Given all this evidence why is it that officials from the United Nations, the European Union and “humanitarian” organisations continue to insist on the need to use condoms, attacking the Catholic Church which stresses the need for education, abstinence and fidelity within the couple.
Could it be that they have something to gain? Could it be that they have stocks in condom companies? Perhaps not but I think this stubbornness when it comes to the condom and against the Catholic Church and the Pope is just the latest form of neo-colonialism.
As a PIME missionary from Africa once put it, some think that African men cannot be educated to be responsible—reducing safe sex to technical means is the easiest solution.

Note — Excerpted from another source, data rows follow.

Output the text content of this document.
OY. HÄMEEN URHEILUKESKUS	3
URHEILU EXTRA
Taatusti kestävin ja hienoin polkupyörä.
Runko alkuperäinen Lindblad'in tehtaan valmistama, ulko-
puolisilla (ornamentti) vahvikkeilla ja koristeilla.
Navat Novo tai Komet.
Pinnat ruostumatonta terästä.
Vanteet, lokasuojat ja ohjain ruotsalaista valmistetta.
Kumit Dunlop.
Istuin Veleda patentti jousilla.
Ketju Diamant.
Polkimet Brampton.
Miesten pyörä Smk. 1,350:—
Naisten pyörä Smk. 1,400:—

However, by eliminating the notions of responsibility and fidelity the bodies of African women end up being completely objectified, and not only that. Even the most ardent feminist, who touts the use of condoms, ends up championing a new kind of slavery.
But the most dangerous form of neo-colonialism is to smuggle in the pan-sexual revolution under the cover of the fight against AIDS. Given its paucity of ideals, only two things are left: the sexual revolution’s focus on autonomy and narcissism and AIDS treatment.

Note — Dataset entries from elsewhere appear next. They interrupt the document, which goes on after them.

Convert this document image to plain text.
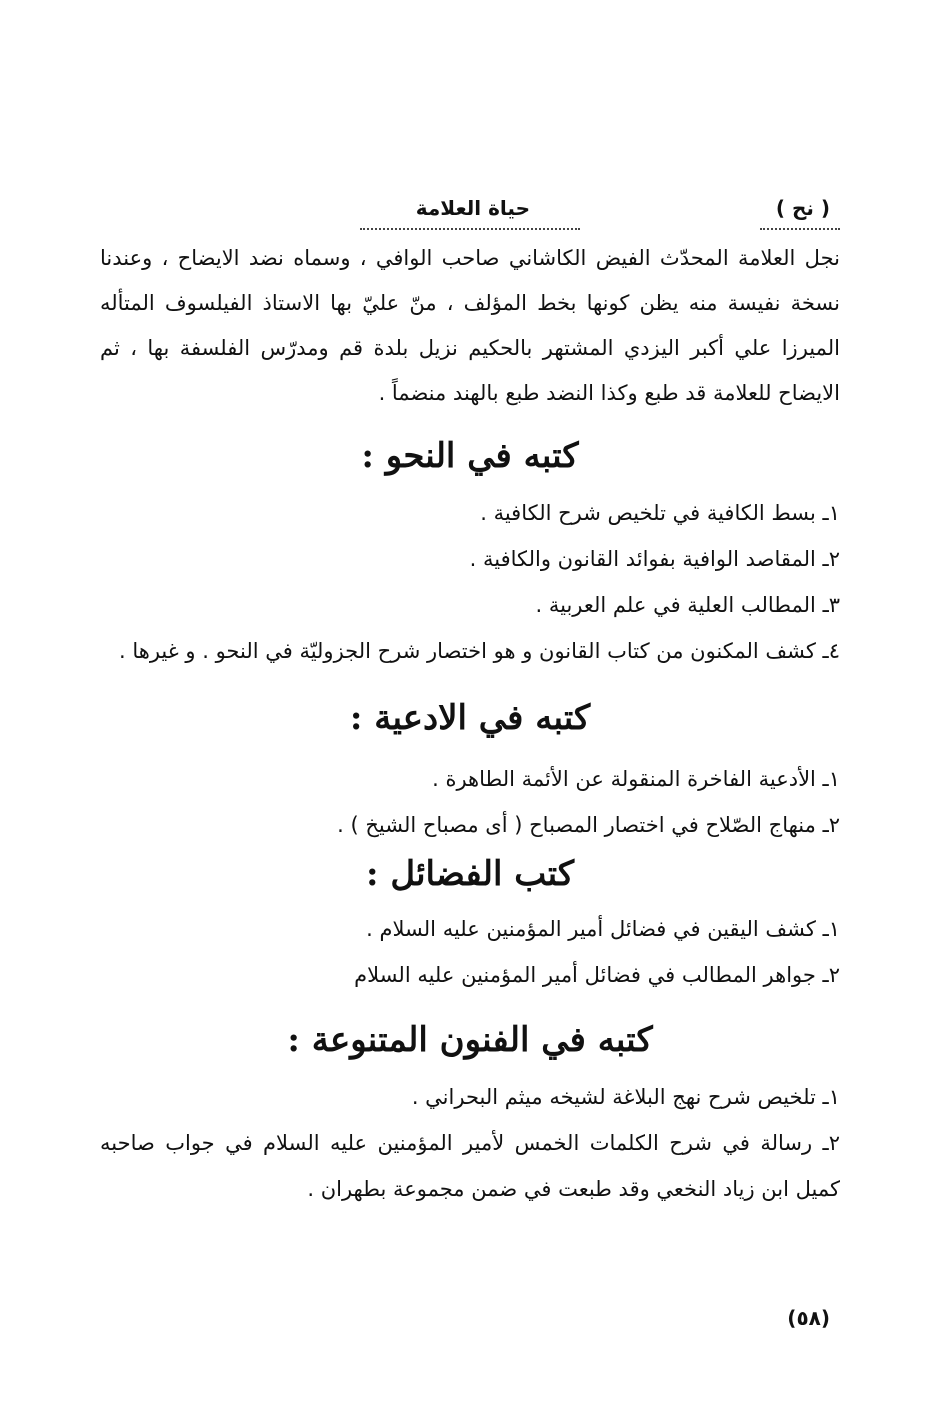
( نح )
حياة العلامة

نجل العلامة المحدّث الفيض الكاشاني صاحب الوافي ، وسماه نضد الايضاح ، وعندنا نسخة نفيسة منه يظن كونها بخط المؤلف ، منّ عليّ بها الاستاذ الفيلسوف المتأله الميرزا علي أكبر اليزدي المشتهر بالحكيم نزيل بلدة قم ومدرّس الفلسفة بها ، ثم الايضاح للعلامة قد طبع وكذا النضد طبع بالهند منضماً .

كتبه في النحو :
١ـ بسط الكافية في تلخيص شرح الكافية .
٢ـ المقاصد الوافية بفوائد القانون والكافية .
٣ـ المطالب العلية في علم العربية .
٤ـ كشف المكنون من كتاب القانون و هو اختصار شرح الجزوليّة في النحو . و غيرها .
كتبه في الادعية :
١ـ الأدعية الفاخرة المنقولة عن الأئمة الطاهرة .
٢ـ منهاج الصّلاح في اختصار المصباح ( أى مصباح الشيخ ) .
كتب الفضائل :
١ـ كشف اليقين في فضائل أمير المؤمنين عليه السلام .
٢ـ جواهر المطالب في فضائل أمير المؤمنين عليه السلام
كتبه في الفنون المتنوعة :
١ـ تلخيص شرح نهج البلاغة لشيخه ميثم البحراني .
٢ـ رسالة في شرح الكلمات الخمس لأمير المؤمنين عليه السلام في جواب صاحبه كميل ابن زياد النخعي وقد طبعت في ضمن مجموعة بطهران .
(٥٨)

For years the United Nations and the European Union have been promoting “International Guidelines on HIV/AIDS and Human Rights”, suggesting that unless every nation changes its laws on sexuality AIDS cannot be defeated.
These “International Guidelines” call for total sexual freedom and for the review with the aim of repeal of certain laws on “sexual acts (including adultery, sodomy, fornication and commercial sexual encounters) between consenting adults in private,” including with minors (pedophilia).
In doing so these guidelines end up maintaining the types of behaviour that cause the spread of AIDS, whilst insisting that every nation provide medicines and treatment.
They would also entail the international legalisation of gay marriage and abortion on demand whilst suggesting that contraceptive, condoms and anti-AIDS treatment be made available to everyone, including minors involved in the sex trade (cf International Guidelines on HIV/AIDS and Human Rights).
Actually promoting the use of condoms in the worldwide fight against AIDS would mean fighting on behalf of this ideology.